Dito tudo isto, compreendemos que o eleitor brasileiro é forçado a escolher entre um corrupto de esquerda, um corrupto de direita, um Youtuber esquizofrénico e um psiquiatra sem experiência política. Esta ausência de bons quadros políticos, éticos e intelectuais para a presidência da República não prestigia de todo a qualidade da democracia brasileira nem configura um bom agouro para o futuro dos brasileiros. Ademais, perante o estado de quase niilismo socio-político (conceito particularmente bem desenvolvido por Rob Riemen na sua tese “O Eterno Retorno do Fascismo”, cuja leitura recomendo) da massa eleitoral jovem, mais regida pelo Tik Tok do que propriamente pelo estudo ou pela leitura, é previsível que os candidatos mais populistas e emocionais saiam, de certo modo, beneficiados. Daí decorre, muito provavelmente, o sucesso de Renan Santos nas redes sociais.

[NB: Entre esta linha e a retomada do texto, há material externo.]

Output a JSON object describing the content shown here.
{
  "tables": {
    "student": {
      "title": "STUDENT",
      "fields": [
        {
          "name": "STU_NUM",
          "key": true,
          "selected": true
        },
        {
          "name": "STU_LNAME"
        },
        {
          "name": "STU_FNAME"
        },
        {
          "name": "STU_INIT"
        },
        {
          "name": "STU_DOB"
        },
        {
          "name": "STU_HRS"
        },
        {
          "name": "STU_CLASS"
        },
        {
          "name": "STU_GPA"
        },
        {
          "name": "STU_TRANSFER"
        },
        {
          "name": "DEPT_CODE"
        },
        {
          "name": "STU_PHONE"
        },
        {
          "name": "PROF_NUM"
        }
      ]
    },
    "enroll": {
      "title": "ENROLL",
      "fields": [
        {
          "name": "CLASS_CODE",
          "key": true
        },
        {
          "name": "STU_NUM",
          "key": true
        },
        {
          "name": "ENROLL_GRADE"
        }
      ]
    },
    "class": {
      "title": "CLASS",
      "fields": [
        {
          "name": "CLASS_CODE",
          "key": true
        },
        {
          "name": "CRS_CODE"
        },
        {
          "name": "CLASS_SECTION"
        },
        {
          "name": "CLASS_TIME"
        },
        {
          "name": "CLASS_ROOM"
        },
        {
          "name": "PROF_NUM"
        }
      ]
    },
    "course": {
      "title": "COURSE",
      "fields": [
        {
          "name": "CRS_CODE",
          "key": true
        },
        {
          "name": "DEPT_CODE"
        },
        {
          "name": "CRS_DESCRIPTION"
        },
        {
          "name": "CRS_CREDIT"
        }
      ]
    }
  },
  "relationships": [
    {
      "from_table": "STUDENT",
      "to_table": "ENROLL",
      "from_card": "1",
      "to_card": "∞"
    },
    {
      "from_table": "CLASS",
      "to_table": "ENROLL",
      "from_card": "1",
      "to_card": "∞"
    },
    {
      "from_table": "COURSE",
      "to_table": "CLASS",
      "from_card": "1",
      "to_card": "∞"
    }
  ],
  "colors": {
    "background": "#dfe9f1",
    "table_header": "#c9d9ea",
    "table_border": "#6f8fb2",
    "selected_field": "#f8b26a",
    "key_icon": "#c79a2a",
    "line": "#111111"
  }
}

Apesar de todas as sondagens e previsões, estamos perante um cenário em que ainda muito pode mudar. À política brasileira podem ser atribuídas muitas características, mas a previsibilidade nunca foi uma delas. Já algures durante a década de 60, Clarice Lispector, com a delicada ironia a que sempre habituou os leitores, o dizia – “Perguntaram-me uma vez se eu saberia calcular o Brasil daqui a 25 anos. Nem daqui a 25 minutos, quanto mais 25 anos”.